Question

$\int \frac{1}{4{\sin }^{2}x+9{\cos }^{2}x}dx$ will be equal to -

• A. $\frac{1}{3}{\tan }^{-1}\left(\frac{2\tan \left(x\right)}{3}\right)+C$
• B. $\frac{1}{6}{\tan }^{-1}\left(\frac{2\tan \left(x\right)}{3}\right)+C$
• C. $\frac{1}{6}{\tan }^{-1}\left(\frac{2\tan \left(x\right)}{6}\right)+C$
• D. $\frac{1}{6}{\tan }^{-1}\left(\frac{2\tan \left(x\right)}{5}\right)+C$

Answer 1

The correct option is B $\frac{1}{6}{\tan }^{-1}\left(\frac{2\tan \left(x\right)}{3}\right)+C$

In solving the integration problem it is important to see the form in which integrand is.
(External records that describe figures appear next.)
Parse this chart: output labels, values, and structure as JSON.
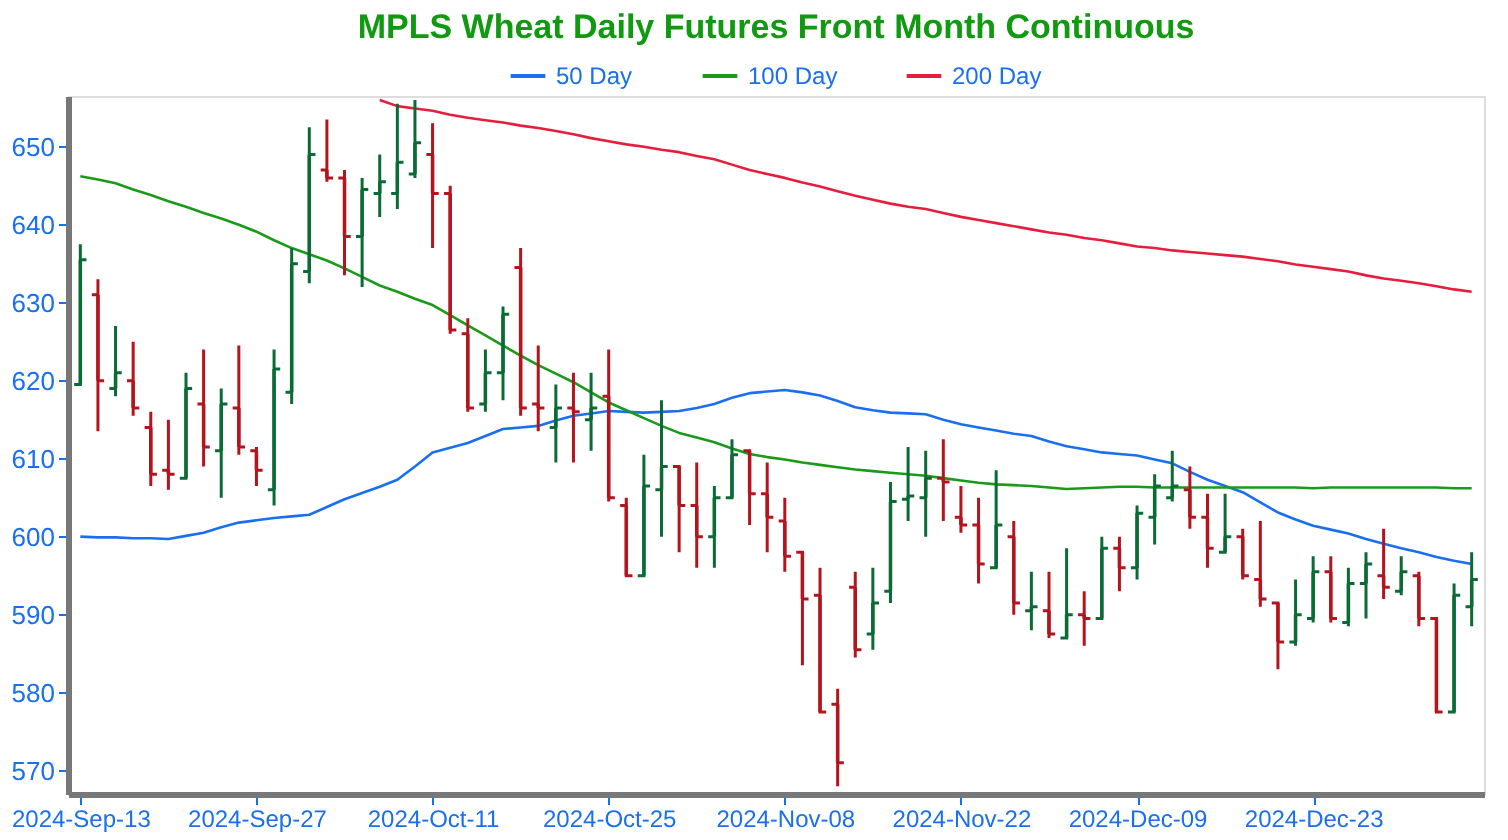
{
  "chart_data": {
    "type": "candlestick",
    "title": "MPLS Wheat Daily Futures Front Month Continuous",
    "categories": [
      "2024-Sep-13",
      null,
      null,
      null,
      null,
      null,
      null,
      null,
      null,
      null,
      "2024-Sep-27",
      null,
      null,
      null,
      null,
      null,
      null,
      null,
      null,
      null,
      "2024-Oct-11",
      null,
      null,
      null,
      null,
      null,
      null,
      null,
      null,
      null,
      "2024-Oct-25",
      null,
      null,
      null,
      null,
      null,
      null,
      null,
      null,
      null,
      "2024-Nov-08",
      null,
      null,
      null,
      null,
      null,
      null,
      null,
      null,
      null,
      "2024-Nov-22",
      null,
      null,
      null,
      null,
      null,
      null,
      null,
      null,
      null,
      "2024-Dec-09",
      null,
      null,
      null,
      null,
      null,
      null,
      null,
      null,
      null,
      "2024-Dec-23",
      null,
      null,
      null,
      null,
      null,
      null,
      null,
      null,
      null
    ],
    "ohlc": [
      [
        619.5,
        637.5,
        619.5,
        635.5
      ],
      [
        631,
        633,
        613.5,
        620
      ],
      [
        619,
        627,
        618,
        621
      ],
      [
        620,
        625,
        615.5,
        616.5
      ],
      [
        614,
        616,
        606.5,
        608
      ],
      [
        608.5,
        615,
        606,
        608
      ],
      [
        607.5,
        621,
        607.5,
        619
      ],
      [
        617,
        624,
        609,
        611.5
      ],
      [
        611,
        619,
        605,
        617
      ],
      [
        616.5,
        624.5,
        610.5,
        611.5
      ],
      [
        611,
        611.5,
        606.5,
        608.5
      ],
      [
        606,
        624,
        604,
        621.5
      ],
      [
        618.5,
        637,
        617,
        635
      ],
      [
        634,
        652.5,
        632.5,
        649
      ],
      [
        647,
        653.5,
        645.5,
        646
      ],
      [
        646,
        647,
        633.5,
        638.5
      ],
      [
        638.5,
        646,
        632,
        644.5
      ],
      [
        644,
        649,
        641,
        645.5
      ],
      [
        644,
        655.5,
        642,
        648
      ],
      [
        646.5,
        656,
        646,
        650.5
      ],
      [
        649,
        653,
        637,
        644
      ],
      [
        644,
        645,
        626,
        626.5
      ],
      [
        626,
        628,
        616,
        616.5
      ],
      [
        617,
        624,
        616,
        621
      ],
      [
        621,
        629.5,
        617.5,
        628.5
      ],
      [
        634.5,
        637,
        615.5,
        616.5
      ],
      [
        617,
        624.5,
        613.5,
        616.5
      ],
      [
        614,
        619.5,
        609.5,
        616.5
      ],
      [
        616.5,
        621,
        609.5,
        616
      ],
      [
        615,
        621,
        611,
        616.5
      ],
      [
        618,
        624,
        604.5,
        605
      ],
      [
        604,
        605,
        595,
        595
      ],
      [
        595,
        610.5,
        595,
        606.5
      ],
      [
        606,
        617.5,
        600,
        609
      ],
      [
        609,
        609,
        598,
        604
      ],
      [
        604,
        609.5,
        596,
        600
      ],
      [
        600,
        606.5,
        596,
        605
      ],
      [
        605,
        612.5,
        605,
        610.5
      ],
      [
        611,
        611,
        601.5,
        605.5
      ],
      [
        605.5,
        609.5,
        598,
        602.5
      ],
      [
        602,
        605,
        595.5,
        597.5
      ],
      [
        598,
        598,
        583.5,
        592
      ],
      [
        592.5,
        596,
        577.5,
        577.5
      ],
      [
        578.5,
        580.5,
        568,
        571
      ],
      [
        593.5,
        595.5,
        584.5,
        585.5
      ],
      [
        587.5,
        596,
        585.5,
        591.5
      ],
      [
        593,
        607,
        591.5,
        604.5
      ],
      [
        604.8,
        611.5,
        602,
        605.2
      ],
      [
        605,
        611,
        600,
        607.5
      ],
      [
        607.5,
        612.5,
        602,
        607
      ],
      [
        602.5,
        606.5,
        600.5,
        601.5
      ],
      [
        601.5,
        605,
        594,
        596.5
      ],
      [
        596,
        608.5,
        596,
        601.5
      ],
      [
        600,
        602,
        590,
        591.5
      ],
      [
        590.5,
        595.5,
        588,
        591
      ],
      [
        590.5,
        595.5,
        587,
        587.5
      ],
      [
        587,
        598.5,
        587,
        590
      ],
      [
        590,
        593,
        586,
        589.5
      ],
      [
        589.5,
        600,
        589.5,
        598.5
      ],
      [
        598.5,
        600,
        593,
        596
      ],
      [
        596,
        604,
        594.5,
        603
      ],
      [
        602.5,
        608,
        599,
        606.5
      ],
      [
        605,
        611,
        604.5,
        606.5
      ],
      [
        606,
        609,
        601,
        602.5
      ],
      [
        602.5,
        605.5,
        596,
        598.5
      ],
      [
        598,
        605.5,
        598,
        600
      ],
      [
        600,
        601,
        594.5,
        595
      ],
      [
        594.5,
        602,
        591,
        592
      ],
      [
        591.5,
        591.5,
        583,
        586.5
      ],
      [
        586.5,
        594.5,
        586,
        590
      ],
      [
        589.5,
        597.5,
        589,
        595.5
      ],
      [
        595.5,
        597.5,
        589,
        589.5
      ],
      [
        589,
        596,
        588.5,
        594
      ],
      [
        594,
        598,
        589.5,
        596.5
      ],
      [
        595,
        601,
        592,
        593.5
      ],
      [
        593,
        597.5,
        592.5,
        595.5
      ],
      [
        595,
        595.5,
        588.5,
        589.5
      ],
      [
        589.5,
        589.5,
        577.5,
        577.5
      ],
      [
        577.5,
        594,
        577.5,
        592.5
      ],
      [
        591,
        598,
        588.5,
        594.5
      ]
    ],
    "colors": [
      "#0a6b35",
      "#b3151f",
      "#0a6b35",
      "#b3151f",
      "#b3151f",
      "#b3151f",
      "#0a6b35",
      "#b3151f",
      "#0a6b35",
      "#b3151f",
      "#b3151f",
      "#0a6b35",
      "#0a6b35",
      "#0a6b35",
      "#b3151f",
      "#b3151f",
      "#0a6b35",
      "#0a6b35",
      "#0a6b35",
      "#0a6b35",
      "#b3151f",
      "#b3151f",
      "#b3151f",
      "#0a6b35",
      "#0a6b35",
      "#b3151f",
      "#b3151f",
      "#0a6b35",
      "#b3151f",
      "#0a6b35",
      "#b3151f",
      "#b3151f",
      "#0a6b35",
      "#0a6b35",
      "#b3151f",
      "#b3151f",
      "#0a6b35",
      "#0a6b35",
      "#b3151f",
      "#b3151f",
      "#b3151f",
      "#b3151f",
      "#b3151f",
      "#b3151f",
      "#b3151f",
      "#0a6b35",
      "#0a6b35",
      "#0a6b35",
      "#0a6b35",
      "#b3151f",
      "#b3151f",
      "#b3151f",
      "#0a6b35",
      "#b3151f",
      "#0a6b35",
      "#b3151f",
      "#0a6b35",
      "#b3151f",
      "#0a6b35",
      "#b3151f",
      "#0a6b35",
      "#0a6b35",
      "#0a6b35",
      "#b3151f",
      "#b3151f",
      "#0a6b35",
      "#b3151f",
      "#b3151f",
      "#b3151f",
      "#0a6b35",
      "#0a6b35",
      "#b3151f",
      "#0a6b35",
      "#0a6b35",
      "#b3151f",
      "#0a6b35",
      "#b3151f",
      "#b3151f",
      "#0a6b35",
      "#0a6b35"
    ],
    "series": [
      {
        "name": "50 Day",
        "color": "#1a6ff0",
        "type": "line",
        "values": [
          600.0,
          599.9,
          599.9,
          599.8,
          599.8,
          599.7,
          600.1,
          600.5,
          601.2,
          601.8,
          602.1,
          602.4,
          602.6,
          602.8,
          603.8,
          604.8,
          605.6,
          606.4,
          607.3,
          609.0,
          610.8,
          611.4,
          612.0,
          612.9,
          613.8,
          614.0,
          614.2,
          614.9,
          615.5,
          615.8,
          616.1,
          616.0,
          615.9,
          616.0,
          616.1,
          616.5,
          617.0,
          617.8,
          618.4,
          618.6,
          618.8,
          618.5,
          618.1,
          617.4,
          616.6,
          616.2,
          615.9,
          615.8,
          615.7,
          615.0,
          614.4,
          614.0,
          613.6,
          613.2,
          612.9,
          612.2,
          611.6,
          611.2,
          610.8,
          610.6,
          610.4,
          609.9,
          609.4,
          608.3,
          607.3,
          606.5,
          605.7,
          604.4,
          603.1,
          602.2,
          601.4,
          600.9,
          600.4,
          599.7,
          599.1,
          598.5,
          598.0,
          597.4,
          596.9,
          596.5
        ]
      },
      {
        "name": "100 Day",
        "color": "#1a9a1a",
        "type": "line",
        "values": [
          646.2,
          645.8,
          645.3,
          644.5,
          643.8,
          643.0,
          642.3,
          641.5,
          640.8,
          640.0,
          639.1,
          638.0,
          637.0,
          636.2,
          635.4,
          634.4,
          633.3,
          632.2,
          631.4,
          630.5,
          629.7,
          628.4,
          627.1,
          625.8,
          624.5,
          623.2,
          622.0,
          620.9,
          619.8,
          618.5,
          617.2,
          616.2,
          615.2,
          614.2,
          613.3,
          612.7,
          612.1,
          611.3,
          610.6,
          610.2,
          609.9,
          609.5,
          609.2,
          608.9,
          608.6,
          608.4,
          608.2,
          608.0,
          607.8,
          607.5,
          607.2,
          606.9,
          606.7,
          606.6,
          606.5,
          606.3,
          606.1,
          606.2,
          606.3,
          606.4,
          606.4,
          606.3,
          606.3,
          606.3,
          606.3,
          606.3,
          606.3,
          606.3,
          606.3,
          606.3,
          606.2,
          606.3,
          606.3,
          606.3,
          606.3,
          606.3,
          606.3,
          606.3,
          606.2,
          606.2
        ]
      },
      {
        "name": "200 Day",
        "color": "#e41e3c",
        "type": "line",
        "values": [
          null,
          null,
          null,
          null,
          null,
          null,
          null,
          null,
          null,
          null,
          null,
          null,
          null,
          null,
          null,
          null,
          null,
          656.0,
          655.2,
          654.9,
          654.6,
          654.1,
          653.7,
          653.4,
          653.1,
          652.7,
          652.4,
          652.0,
          651.6,
          651.1,
          650.7,
          650.3,
          650.0,
          649.6,
          649.3,
          648.8,
          648.4,
          647.7,
          647.0,
          646.5,
          646.0,
          645.4,
          644.9,
          644.3,
          643.7,
          643.2,
          642.7,
          642.3,
          642.0,
          641.5,
          641.0,
          640.6,
          640.2,
          639.8,
          639.4,
          639.0,
          638.7,
          638.3,
          638.0,
          637.6,
          637.2,
          637.0,
          636.7,
          636.5,
          636.3,
          636.1,
          635.9,
          635.6,
          635.3,
          634.9,
          634.6,
          634.3,
          634.0,
          633.5,
          633.1,
          632.8,
          632.5,
          632.1,
          631.7,
          631.4
        ]
      }
    ],
    "ylim": [
      567,
      656.5
    ],
    "yticks": [
      570,
      580,
      590,
      600,
      610,
      620,
      630,
      640,
      650
    ],
    "grid": false,
    "legend": "top"
  }
}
Here, the given integrand is in $\frac{1}{a{\cos }^{2}x+b{\sin }^{2}x}$.
To solve such integrals we need to multiply numerator as well as denominator of the integrand by ${\sec }^{2}x$.
Let’s do that and see what we get.
$\int \frac{{\sec }^{2}xdx}{4{\tan }^{2}x+9}$
Now, we know how to solve this. We have already solved these forms.
Here, if we put tan(x) = t the numerator ${\sec }^2\left(x\right)dx$ will become dt, as ${\sec }^2\left(x\right)$ is the derivative of tan(x). And we’ll be left with a quadratic equation in the denominator which we can solve.
Let’s substitute tan(x) = t
So, ${\sec }^2\left(x\right)dx=dt$
And the given integral would be like
$\int \frac{1}{4t^2+9dt}$
$\Rightarrow \frac{1}{4}\int \frac{1}{t^2+\frac{9}{4}}dt$
$\Rightarrow \frac{1}{4}\int \frac{1}{t^2+{\left(\frac{3}{2}\right)}^2}dt$
We can see that this is of the form $\int \frac{1}{x^2+a^2}dx$
So, we’ll use the corresponding formula which is
$\int \frac{1}{x^2+a^2}dx=\frac{1}{a}{\tan }^{-1}\left(\frac{x}{a}\right)+C$
So,we get $\frac{1}{6}{\tan }^{-1}\left(\frac{2t}{3}\right)+C$
Let’s substitute value of "t" which is tan(x).
So, the final answer would be$=\frac{1}{6}{\tan }^{-1}\left(\frac{2\tan \left(x\right)}{3}\right)+C$